Would sound kinda of vain if that were the ONLY thing in that statement, but it bled with so many other underlying fears that crept up on me. It’s tough scraping by every month. But, I do it. But the closer I get to the end of the month, the pressure of scraping by becomes a reality, and that reality becomes more and more of a nightmare the older you get. I mean, if I were in my 20’s this sort of life would seem like the beginning of great possibilities. It would seem Bohemian and thrilling. But, now that I’m in my 40’s its becoming this terrifying notion that I’ll be 50, still hoping to get by each month knitting teddy bears. No savings, still, wondering if arthritis will set in and ruin me. And then I’ll be 60. And hopefully 70…..and I’ll be living with Mario in a badly run State home for the indigent, both of us eating cat food out of the same can. What?????
That was the panic that sat in last night. Fear of the future. I”m getting too old to barely get by every month. Something big needs to happen. Something that takes me to the next level…..but, then again you have to ask, what IS the next level? I guess one option is to design a logo, slap it on my front door, file some papers and call myself a legitimate design house/business, charge HUGE amounts of money for my bears, and become a man that would rival the Steiff Bear. (Really, aside from Steiff, who else is there???). Another option would be to find a small yarn company, or just an individual yarn maker and work with them. You know, attach my bear pattern to their yarn, and use ONLY their yarn when I work up one of my bears. Cross promote each other. I had always hoped that my book would sell MILLIONS of copies and that would solve quite a few problems…..alas, not yet.
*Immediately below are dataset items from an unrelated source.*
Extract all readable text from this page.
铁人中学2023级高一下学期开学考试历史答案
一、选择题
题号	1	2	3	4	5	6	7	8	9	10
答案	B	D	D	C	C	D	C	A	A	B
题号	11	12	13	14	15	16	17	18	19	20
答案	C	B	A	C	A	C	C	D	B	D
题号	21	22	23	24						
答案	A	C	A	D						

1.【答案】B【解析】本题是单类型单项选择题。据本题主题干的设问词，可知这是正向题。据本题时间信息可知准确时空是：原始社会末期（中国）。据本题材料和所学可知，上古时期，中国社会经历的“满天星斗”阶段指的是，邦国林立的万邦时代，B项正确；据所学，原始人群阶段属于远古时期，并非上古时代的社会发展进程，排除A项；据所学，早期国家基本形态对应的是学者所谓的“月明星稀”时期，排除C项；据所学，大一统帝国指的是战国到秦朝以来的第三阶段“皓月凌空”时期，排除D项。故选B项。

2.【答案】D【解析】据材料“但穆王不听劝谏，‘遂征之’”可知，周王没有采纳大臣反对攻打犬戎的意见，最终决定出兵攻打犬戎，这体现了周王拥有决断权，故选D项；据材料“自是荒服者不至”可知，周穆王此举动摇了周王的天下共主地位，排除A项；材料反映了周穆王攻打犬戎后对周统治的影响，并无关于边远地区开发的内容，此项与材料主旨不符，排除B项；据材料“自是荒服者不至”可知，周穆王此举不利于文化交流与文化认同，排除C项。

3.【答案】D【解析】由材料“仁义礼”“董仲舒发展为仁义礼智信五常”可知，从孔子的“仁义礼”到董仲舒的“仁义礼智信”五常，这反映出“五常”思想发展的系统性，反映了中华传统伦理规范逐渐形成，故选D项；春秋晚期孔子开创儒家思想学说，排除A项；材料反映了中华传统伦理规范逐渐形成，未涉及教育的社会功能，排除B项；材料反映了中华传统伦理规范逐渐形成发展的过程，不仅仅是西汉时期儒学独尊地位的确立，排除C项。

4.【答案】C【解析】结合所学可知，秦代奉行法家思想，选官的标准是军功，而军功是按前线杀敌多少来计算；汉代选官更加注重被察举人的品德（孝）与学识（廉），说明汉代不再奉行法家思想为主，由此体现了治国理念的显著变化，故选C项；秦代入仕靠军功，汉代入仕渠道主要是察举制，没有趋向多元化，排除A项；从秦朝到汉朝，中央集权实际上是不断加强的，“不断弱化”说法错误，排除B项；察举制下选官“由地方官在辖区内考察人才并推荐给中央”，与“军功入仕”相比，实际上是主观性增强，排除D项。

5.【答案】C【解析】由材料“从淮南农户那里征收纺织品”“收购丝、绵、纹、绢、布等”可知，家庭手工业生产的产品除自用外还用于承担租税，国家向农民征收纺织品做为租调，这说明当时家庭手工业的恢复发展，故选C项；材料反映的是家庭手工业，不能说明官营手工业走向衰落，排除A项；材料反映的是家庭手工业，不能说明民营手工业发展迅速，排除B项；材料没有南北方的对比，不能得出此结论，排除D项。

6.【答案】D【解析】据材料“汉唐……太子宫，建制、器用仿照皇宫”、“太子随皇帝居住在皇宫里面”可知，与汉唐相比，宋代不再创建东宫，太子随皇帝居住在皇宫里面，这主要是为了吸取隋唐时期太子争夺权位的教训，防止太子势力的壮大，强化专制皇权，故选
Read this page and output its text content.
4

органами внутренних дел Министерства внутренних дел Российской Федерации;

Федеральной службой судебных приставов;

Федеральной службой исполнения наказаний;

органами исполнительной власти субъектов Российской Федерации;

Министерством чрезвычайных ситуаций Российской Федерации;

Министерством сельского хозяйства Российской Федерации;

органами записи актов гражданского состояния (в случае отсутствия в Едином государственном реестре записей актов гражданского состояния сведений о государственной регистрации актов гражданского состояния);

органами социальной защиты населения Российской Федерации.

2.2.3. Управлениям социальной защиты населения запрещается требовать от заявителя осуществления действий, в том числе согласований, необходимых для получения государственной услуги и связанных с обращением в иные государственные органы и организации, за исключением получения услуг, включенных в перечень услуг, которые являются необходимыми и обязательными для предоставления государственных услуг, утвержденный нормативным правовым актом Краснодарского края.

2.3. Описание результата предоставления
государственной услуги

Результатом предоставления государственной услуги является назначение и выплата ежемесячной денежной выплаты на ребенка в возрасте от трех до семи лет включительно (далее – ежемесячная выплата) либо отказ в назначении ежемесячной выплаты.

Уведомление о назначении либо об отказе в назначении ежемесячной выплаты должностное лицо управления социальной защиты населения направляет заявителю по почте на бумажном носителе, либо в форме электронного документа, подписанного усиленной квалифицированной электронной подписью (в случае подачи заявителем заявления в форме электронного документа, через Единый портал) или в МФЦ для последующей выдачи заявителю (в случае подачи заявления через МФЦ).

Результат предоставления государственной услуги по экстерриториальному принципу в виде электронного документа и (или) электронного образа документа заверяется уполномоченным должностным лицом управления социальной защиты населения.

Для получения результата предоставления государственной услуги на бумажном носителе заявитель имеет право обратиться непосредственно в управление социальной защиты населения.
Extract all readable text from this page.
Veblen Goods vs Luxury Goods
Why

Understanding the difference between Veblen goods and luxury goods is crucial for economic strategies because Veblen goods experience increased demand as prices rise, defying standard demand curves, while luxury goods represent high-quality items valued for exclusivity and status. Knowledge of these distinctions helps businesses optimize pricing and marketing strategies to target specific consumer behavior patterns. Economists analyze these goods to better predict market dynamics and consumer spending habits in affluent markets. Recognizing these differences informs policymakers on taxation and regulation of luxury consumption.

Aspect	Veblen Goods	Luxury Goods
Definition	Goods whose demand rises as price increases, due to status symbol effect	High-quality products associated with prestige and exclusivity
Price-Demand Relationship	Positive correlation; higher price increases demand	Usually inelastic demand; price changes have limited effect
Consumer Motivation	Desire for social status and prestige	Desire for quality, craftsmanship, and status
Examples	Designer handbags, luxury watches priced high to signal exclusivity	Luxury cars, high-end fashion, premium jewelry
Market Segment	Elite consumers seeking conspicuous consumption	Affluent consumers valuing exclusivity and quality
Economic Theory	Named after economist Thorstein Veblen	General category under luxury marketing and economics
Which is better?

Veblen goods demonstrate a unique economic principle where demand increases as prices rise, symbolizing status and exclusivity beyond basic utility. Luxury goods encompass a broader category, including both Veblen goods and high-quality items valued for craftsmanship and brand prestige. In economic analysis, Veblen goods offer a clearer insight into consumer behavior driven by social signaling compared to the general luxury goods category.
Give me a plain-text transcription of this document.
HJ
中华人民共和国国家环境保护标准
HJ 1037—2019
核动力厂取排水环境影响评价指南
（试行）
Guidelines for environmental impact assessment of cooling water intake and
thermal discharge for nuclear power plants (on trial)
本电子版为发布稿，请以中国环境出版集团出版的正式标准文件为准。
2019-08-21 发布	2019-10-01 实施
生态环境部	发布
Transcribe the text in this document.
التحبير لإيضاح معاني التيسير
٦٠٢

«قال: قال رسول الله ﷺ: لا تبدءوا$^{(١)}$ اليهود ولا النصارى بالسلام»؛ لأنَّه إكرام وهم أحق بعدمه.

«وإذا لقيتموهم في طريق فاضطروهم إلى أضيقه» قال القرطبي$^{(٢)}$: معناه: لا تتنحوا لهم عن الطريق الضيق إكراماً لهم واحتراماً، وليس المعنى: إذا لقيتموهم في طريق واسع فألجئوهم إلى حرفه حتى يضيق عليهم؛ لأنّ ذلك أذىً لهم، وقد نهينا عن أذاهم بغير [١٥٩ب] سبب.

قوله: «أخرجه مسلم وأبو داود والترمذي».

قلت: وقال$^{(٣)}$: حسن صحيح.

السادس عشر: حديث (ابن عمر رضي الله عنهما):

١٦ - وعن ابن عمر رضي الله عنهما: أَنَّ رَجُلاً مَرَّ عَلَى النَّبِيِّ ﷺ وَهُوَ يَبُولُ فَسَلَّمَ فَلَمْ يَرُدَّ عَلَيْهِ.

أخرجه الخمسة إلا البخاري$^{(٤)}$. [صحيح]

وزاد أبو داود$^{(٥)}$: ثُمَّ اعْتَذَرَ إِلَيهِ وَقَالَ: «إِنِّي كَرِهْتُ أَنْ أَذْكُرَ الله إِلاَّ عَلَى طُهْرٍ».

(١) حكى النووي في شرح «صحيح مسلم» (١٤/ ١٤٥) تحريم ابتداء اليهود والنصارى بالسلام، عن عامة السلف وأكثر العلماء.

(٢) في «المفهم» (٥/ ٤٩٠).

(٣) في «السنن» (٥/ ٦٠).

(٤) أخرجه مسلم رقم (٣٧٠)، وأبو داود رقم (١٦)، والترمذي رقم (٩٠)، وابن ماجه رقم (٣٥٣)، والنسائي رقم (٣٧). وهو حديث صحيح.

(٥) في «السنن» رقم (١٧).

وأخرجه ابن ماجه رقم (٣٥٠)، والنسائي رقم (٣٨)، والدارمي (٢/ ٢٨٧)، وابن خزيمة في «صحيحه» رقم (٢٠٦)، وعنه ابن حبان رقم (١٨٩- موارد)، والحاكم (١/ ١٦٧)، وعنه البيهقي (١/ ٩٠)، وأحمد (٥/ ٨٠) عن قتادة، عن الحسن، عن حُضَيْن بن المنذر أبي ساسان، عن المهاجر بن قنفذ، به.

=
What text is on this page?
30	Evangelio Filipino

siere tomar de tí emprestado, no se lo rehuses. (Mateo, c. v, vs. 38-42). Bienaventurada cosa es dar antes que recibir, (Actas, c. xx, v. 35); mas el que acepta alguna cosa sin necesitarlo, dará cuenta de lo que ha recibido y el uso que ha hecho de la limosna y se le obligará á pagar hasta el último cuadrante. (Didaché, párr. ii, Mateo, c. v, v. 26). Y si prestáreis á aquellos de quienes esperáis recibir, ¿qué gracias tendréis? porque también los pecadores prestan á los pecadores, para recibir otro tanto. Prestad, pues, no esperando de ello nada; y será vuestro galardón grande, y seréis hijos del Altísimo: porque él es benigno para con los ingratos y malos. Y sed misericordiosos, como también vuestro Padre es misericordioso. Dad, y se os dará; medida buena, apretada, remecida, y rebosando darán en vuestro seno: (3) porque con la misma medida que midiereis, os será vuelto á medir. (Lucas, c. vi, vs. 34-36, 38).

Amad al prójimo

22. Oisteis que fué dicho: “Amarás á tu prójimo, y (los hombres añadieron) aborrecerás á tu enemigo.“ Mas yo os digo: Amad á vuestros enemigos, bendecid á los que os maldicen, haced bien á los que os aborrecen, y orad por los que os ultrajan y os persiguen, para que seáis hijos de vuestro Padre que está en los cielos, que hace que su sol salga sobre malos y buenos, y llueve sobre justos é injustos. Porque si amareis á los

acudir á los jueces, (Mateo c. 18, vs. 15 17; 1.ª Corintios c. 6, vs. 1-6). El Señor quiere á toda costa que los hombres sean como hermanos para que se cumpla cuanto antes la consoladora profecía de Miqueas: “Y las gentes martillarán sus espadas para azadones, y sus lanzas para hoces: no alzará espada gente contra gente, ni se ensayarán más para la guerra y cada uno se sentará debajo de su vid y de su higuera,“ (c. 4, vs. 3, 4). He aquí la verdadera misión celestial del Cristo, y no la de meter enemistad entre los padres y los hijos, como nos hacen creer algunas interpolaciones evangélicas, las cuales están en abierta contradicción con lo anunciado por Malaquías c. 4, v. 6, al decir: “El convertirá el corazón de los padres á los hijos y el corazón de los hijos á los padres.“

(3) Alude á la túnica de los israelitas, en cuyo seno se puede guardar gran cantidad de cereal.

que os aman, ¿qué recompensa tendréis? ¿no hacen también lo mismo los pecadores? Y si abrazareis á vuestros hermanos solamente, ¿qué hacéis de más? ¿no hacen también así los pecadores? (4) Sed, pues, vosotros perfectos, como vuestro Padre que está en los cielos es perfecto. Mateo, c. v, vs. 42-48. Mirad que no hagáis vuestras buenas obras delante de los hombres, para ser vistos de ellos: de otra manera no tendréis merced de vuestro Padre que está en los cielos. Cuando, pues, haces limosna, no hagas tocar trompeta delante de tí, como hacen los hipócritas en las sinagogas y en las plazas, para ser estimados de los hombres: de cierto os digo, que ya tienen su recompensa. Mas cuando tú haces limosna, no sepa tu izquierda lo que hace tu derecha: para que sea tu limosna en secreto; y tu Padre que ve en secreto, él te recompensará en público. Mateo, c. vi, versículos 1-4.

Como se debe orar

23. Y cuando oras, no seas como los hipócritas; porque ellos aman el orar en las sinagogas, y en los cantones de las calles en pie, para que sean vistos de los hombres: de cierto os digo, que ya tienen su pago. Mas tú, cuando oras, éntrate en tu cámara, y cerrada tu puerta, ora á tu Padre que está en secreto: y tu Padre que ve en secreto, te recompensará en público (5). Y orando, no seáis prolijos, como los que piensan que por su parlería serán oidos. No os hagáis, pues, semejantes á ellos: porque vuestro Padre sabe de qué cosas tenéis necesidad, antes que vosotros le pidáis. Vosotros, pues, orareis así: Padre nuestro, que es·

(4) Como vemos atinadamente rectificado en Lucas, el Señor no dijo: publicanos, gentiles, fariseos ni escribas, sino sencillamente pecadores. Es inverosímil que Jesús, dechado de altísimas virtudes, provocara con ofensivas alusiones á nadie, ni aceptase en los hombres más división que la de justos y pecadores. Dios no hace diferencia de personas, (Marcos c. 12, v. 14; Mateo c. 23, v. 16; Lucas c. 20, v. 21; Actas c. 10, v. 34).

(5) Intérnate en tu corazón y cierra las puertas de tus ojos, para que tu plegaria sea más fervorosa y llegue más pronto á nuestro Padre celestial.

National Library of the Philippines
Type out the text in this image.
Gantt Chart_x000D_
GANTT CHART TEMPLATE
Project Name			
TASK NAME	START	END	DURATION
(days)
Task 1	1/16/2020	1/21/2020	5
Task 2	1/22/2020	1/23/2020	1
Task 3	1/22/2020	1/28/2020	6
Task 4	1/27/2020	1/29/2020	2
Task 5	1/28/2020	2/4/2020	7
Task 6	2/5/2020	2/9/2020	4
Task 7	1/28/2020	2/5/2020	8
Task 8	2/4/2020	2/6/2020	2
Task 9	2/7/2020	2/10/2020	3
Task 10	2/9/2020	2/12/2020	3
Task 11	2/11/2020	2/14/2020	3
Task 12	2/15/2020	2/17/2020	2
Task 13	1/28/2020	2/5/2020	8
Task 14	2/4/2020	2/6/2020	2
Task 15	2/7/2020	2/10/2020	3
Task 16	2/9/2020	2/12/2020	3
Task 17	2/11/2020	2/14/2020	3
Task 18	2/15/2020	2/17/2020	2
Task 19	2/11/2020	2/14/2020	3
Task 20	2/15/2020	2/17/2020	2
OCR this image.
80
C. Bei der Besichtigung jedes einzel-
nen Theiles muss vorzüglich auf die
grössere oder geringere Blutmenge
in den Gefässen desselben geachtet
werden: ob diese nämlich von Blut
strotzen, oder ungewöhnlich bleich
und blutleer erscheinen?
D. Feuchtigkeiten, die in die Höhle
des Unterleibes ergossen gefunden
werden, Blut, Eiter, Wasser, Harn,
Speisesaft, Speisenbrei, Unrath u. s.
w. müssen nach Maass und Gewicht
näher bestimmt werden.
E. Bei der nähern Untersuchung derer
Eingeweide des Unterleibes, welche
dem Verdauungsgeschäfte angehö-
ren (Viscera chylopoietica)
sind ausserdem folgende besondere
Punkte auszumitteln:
I guess I’m intellectually stifled right now. I’m in brainstorming mode. I do know this much, though. I’m not interested in spending another year just drudging through financial mud with an optimistic smile on my face. I don’t want to do that anymore. I need ideas. New, fresh ways of thinking. What is the next level? How do I get there? I want to start moving in that direction PRONTO……so, that’s where I want to hear from you. Let’s ALL get into brainstorming mode. All ideas are welcome (except for going on “Dancing with the Stars.” I’m not doing that). So, leave comments, tell me what you think the next level should be?
And of course, I still have a few Rainbow Bears to adopt out in order to get the rent gathered up. My friend Butch said they weren’t doing as well because they were ugly. Bah! I think it’s ironic that a man named Butch wouldn’t like a Rainbow Bear! Just sayin’!